EDITORIAL: Countries should not abandon Africans stranded in Libya

When the government announced two years ago that it was willing to give refuge to some of the Africans stranded in Libya, the reaction was mixed, but what stood out were the mocking tones.

Some ignorantly suggested that Rwanda first deal with its own refugee problem yet the country threw its gate wide open years ago. Those who refuse to return are either comfortably settled or fear to face justice for their role in the 1994 Genocide against the Tutsi.

So, here we have thousands of Africans fleeing their countries and taking on the treacherous Sahara Desert, and if they are lucky, they end up in Libya where human trafficking is big business.

Across the Mediterranean is the Eldorado the refugees have been dreaming of; it is a huge gamble and many will not make it across but to the bottom of the sea. Others will simply be sold on the open slave market.

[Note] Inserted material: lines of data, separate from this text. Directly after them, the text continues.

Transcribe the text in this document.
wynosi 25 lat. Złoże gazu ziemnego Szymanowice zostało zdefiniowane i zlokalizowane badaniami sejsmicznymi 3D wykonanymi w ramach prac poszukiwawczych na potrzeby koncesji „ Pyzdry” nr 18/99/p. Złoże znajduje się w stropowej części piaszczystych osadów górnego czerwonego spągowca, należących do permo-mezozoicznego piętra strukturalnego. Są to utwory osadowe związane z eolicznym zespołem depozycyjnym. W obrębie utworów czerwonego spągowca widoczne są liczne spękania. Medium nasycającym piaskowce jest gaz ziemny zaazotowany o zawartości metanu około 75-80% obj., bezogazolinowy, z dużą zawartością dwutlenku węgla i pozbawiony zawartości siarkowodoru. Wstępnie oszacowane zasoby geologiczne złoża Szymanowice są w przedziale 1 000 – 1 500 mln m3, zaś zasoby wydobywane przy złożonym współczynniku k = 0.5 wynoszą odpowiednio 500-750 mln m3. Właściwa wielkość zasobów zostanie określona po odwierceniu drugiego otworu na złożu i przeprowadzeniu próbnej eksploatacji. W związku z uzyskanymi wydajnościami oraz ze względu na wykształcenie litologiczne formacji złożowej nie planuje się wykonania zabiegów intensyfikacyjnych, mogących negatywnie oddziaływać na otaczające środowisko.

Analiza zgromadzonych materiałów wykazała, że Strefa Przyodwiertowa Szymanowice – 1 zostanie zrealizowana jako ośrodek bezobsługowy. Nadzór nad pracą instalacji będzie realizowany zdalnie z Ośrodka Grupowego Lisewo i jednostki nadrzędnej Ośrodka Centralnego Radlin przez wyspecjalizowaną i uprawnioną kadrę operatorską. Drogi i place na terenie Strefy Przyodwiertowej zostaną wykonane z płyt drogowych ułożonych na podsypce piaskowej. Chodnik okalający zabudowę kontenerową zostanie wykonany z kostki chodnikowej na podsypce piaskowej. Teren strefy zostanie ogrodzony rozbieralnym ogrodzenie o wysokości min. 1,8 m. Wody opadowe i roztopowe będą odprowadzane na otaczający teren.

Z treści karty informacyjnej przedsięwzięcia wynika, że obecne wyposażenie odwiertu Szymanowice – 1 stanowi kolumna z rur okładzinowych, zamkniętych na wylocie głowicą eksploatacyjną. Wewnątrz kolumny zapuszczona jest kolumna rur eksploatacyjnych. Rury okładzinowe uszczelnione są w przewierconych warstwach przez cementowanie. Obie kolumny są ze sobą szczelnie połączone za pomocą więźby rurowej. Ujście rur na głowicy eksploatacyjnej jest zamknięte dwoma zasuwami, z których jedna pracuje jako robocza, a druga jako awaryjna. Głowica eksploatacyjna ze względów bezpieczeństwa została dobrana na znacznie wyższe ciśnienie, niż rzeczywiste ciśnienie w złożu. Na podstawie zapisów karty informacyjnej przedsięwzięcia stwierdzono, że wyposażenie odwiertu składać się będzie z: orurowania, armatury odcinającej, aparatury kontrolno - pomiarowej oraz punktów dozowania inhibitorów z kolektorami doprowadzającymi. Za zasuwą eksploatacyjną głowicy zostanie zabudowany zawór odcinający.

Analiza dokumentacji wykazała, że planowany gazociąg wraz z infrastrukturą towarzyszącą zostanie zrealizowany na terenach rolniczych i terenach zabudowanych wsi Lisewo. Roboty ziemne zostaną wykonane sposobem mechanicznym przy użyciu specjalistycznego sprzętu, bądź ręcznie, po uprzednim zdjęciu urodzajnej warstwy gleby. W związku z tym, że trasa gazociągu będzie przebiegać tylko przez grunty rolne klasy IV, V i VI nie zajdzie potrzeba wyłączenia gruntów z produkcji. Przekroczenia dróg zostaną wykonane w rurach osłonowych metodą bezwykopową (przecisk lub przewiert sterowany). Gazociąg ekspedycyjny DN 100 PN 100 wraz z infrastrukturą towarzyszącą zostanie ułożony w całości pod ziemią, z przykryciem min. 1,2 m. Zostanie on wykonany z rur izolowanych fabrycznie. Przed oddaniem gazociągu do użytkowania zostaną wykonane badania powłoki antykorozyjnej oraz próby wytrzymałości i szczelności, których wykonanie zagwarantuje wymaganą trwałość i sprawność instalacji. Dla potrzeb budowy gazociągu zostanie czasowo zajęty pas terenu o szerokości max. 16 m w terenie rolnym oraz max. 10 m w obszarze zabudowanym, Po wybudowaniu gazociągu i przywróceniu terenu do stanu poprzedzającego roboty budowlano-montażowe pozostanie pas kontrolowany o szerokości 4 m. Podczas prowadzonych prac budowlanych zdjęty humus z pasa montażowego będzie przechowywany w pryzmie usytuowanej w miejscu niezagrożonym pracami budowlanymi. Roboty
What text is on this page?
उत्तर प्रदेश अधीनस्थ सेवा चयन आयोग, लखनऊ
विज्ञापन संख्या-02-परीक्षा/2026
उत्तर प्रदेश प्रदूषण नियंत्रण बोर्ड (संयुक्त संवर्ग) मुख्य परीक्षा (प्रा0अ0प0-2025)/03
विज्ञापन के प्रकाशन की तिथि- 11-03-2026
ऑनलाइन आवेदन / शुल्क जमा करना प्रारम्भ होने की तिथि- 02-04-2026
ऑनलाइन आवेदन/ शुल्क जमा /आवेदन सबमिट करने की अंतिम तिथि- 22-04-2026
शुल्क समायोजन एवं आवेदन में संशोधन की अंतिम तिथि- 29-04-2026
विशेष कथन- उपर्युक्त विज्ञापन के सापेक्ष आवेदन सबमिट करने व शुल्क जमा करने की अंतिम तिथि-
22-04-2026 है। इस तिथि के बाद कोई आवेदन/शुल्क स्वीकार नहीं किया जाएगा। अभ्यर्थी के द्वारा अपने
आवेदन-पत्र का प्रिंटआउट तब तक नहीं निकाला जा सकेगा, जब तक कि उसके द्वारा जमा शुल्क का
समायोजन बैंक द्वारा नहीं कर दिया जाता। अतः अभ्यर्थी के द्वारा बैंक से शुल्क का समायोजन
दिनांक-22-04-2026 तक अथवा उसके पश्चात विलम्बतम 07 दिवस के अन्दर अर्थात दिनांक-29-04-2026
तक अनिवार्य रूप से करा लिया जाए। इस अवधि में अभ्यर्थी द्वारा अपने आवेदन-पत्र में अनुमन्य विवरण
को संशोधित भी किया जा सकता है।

Their fate is a crisis of global proportions but many countries are just bystanders and only Niger, Romania and Rwanda have offered to take in the unfortunate refugees under the Emergency Transit Mechanism (ETM).

In partnership with UNHCR, transit camps have been set up and Rwanda is ready to accommodate 500 at any given time. As they await their lot to be sorted at the ETM camp in Gashora, Eastern Province, they will be accorded all the protection they need; they can go to school and can get work permits.

It is estimated that 5,000 are still stranded in Libya, so instead of some people finding it a problem that Rwanda has offered a helping hand, they should instead lobby their own governments to play their bit. As for the refugees that will be accommodated here, they can rest assured of the same services accorded to citizens.